Komasts Cup, Painter of Copenhagen 103, Greek, Athens, about 580-575 B.C., Terracotta, 3 13/16 x 7 7/8 in. Six komasts or revelers dance around the sides of this Athenian black-figure cup. Participants in the singing and dancing after a symposion or drinking party. Komasts have a distinctive vigorous dance. They stand on one leg, with one arm forward and one arm back, and they often hold drinking horns or cups while dancing. Although some dancers wore short padded tunics, most were naked, as these are. Vase-painters portrayed komasts on several types of vessels in the early 500s B.C., but appeared so frequently on this form of cup it is called a komast cup. In addition to the dancers, they all have a floral design under the handles, a simple pattern-- usually rosettes--on the lip, a zone of rays above the foot, and a black interior. Komast cups were popular and widely exported from about 580 to 560 B.C.
What Is It?
Wash Basin, Orazio Fontana or his workshop, Italian, Urbino, 1565 1571, Tinglazed earthenware, 2 1/2 x 18 1/4 in.
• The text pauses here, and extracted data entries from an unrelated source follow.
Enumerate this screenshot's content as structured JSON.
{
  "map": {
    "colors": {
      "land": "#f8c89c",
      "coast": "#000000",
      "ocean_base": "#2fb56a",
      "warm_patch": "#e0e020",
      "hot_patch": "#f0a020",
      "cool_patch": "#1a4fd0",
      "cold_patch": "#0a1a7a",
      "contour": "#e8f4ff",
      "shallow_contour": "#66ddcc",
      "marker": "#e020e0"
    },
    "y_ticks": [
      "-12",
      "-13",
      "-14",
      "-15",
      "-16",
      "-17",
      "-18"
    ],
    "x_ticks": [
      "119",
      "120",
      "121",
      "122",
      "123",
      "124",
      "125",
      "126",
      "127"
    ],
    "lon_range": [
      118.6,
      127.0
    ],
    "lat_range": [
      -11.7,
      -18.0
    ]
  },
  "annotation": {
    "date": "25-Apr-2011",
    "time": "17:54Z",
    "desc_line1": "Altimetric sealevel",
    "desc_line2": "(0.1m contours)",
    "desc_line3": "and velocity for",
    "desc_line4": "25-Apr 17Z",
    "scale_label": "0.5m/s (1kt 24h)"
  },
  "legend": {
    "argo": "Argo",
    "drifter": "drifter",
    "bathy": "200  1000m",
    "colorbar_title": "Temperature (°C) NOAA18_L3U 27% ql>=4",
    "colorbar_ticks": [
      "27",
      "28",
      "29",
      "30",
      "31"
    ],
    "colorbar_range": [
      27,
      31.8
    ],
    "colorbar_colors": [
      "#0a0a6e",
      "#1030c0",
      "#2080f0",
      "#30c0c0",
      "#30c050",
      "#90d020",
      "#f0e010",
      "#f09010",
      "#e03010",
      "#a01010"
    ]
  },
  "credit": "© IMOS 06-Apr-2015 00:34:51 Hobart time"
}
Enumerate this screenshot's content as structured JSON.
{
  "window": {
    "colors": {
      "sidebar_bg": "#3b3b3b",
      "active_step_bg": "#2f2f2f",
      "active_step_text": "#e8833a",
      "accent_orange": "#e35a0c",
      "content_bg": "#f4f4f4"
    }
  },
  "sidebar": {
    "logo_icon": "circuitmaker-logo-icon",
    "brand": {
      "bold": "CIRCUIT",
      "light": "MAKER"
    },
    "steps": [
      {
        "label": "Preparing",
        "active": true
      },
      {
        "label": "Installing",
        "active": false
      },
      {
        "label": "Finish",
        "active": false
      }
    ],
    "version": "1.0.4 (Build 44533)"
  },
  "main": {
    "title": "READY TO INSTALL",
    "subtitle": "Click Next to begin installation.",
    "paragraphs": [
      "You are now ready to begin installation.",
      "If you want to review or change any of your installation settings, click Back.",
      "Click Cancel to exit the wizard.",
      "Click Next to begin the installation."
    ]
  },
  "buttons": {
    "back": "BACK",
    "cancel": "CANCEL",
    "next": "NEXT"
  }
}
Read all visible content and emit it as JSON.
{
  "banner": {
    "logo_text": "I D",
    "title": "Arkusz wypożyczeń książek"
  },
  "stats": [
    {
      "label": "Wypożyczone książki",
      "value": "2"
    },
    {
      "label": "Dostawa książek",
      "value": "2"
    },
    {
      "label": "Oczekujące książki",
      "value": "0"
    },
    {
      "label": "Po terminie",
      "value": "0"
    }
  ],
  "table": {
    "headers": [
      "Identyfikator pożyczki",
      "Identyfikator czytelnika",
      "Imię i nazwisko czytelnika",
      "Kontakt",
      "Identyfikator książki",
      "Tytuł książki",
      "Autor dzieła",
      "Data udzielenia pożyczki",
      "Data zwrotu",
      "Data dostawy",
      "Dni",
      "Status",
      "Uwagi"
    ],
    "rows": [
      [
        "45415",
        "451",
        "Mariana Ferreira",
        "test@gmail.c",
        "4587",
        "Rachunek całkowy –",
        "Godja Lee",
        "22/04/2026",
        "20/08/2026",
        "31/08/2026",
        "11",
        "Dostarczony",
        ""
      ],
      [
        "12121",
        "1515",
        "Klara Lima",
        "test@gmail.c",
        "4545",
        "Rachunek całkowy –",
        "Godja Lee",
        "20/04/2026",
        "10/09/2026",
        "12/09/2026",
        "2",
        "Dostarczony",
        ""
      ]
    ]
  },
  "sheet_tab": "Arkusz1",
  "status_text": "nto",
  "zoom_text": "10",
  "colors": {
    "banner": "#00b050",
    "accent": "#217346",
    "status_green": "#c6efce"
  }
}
Filled with scented water, basins of this type were offered to dining guests for washing their hands between the courses of a meal. This shallow and splendidly painted example, however, was probably used for display. The central scene tells the story of Deucalion and Pyrrha from Ovid's Metamorphoses. According to the legend, this husband and wife renewed the human race after a devastating flood by casting stones behind them. The stones assumed human form when they struck the earth. Orazio Fontana developed a new type of maiolica decoration inspired by Raphael's frescoed rooms in the Vatican, which in turn were inspired by ancient Roman wall paintings. Known as grotesque motifs, these elegant and fantastic embellishments began to cover increasingly large areas of his work until they dominated the decoration, as on this basin.
What Is It?
Chinese, Qing Dynasty, Kangxi reign, about 1662 1722, Hard-paste porcelain, underglaze blue decoration, H: 1 ft. 11 1/2 in. Chinese factories sent their porcelain pieces made for export down the to European traders. Parisian dealers bought most of their imported porcelain from the Dutch East Indies Company in Amsterdam, the main European importer of Far Eastern goods for many years. The volume of this trade in porcelain was enormous: in 1752 a ship headed for Europe sank with 223,303 pieces of porcelain on board. In the 1600s and 1700s, Europeans considered porcelain an exotic and rare material that only the upper classes could afford. Many princes and nobles amassed large collections of Chinese and Japanese ceramics, installing them in rooms known as "China cabinets." There, porcelains in arrangements known as garnitures decorated entire walls, with vases, plates, and cups set on brackets or over mantels, in and on tops of cabinets, and along shelves or even the floor. After eagerly purchasing Chinese and Japanese wares for hundreds of years, Germans finally discovered the formula for "true" or hard-paste porcelain in the first decade of the 1700s.
What Is It?
Pot-pourri Vase, Produced at the Sèvres Porcelain Manufactory; painting attributed to Charles-Nicolas Dodin, French, about 1760, Soft paste porcelain, ground colors, polychrome enamel and gilding, H: 1 ft. 2 3/4 in. x W: 1 ft. 1 11/16 in. x D: 6 13/16 in. This vase would have held potpourri used to perfume a room. Eighteenth-century ladies made their own, experimenting with various ingredients and sometimes blending essences for as long as nine years. Vases known as vaisseau à mat (masted ships) were made to be sold with other vases of different shapes to form a garniture. This boat-shaped vase is one of the most famous models introduced by the Sèvres porcelain manufactory; such discerning patrons as Madame de Pompadour and her brother the marquis de Marigny collected the form. Among the largest vessels produced by the factory, these vases were extremely difficult to fire; the multiple piercings in the body weakened the overall structure, and they tended to collapse in the kiln. Consequently, only about twelve were ever produced, ten of which survive today.
What Is It?
Compound Microscope with Case, French (Paris), about 1751, Microscope: gilt bronze, glass and mirror glass, enamel and shagreen, 18 7/8 x 11 x 8 1/8 in. Case: wood, tooled leather, brass, velvet, and silver, and lace 26 x 13 3/4 x 10 5/8 in. Luxurious microscopes like this were made for wealthy Europeans, who maintained collections of natural specimens in the manner of Renaissance Wunderkabinette (cabinets of wonder). This compound microscope possesses a micrometric stage and an ocular micrometer devised to allow measurement of specimens. The microscope--with its interchangeable lens mount and adjustable substage and concave mirror to control illumination--can be focused quickly using a rack-andpinion adjustment or slowly using a vertical screw.
What Is It?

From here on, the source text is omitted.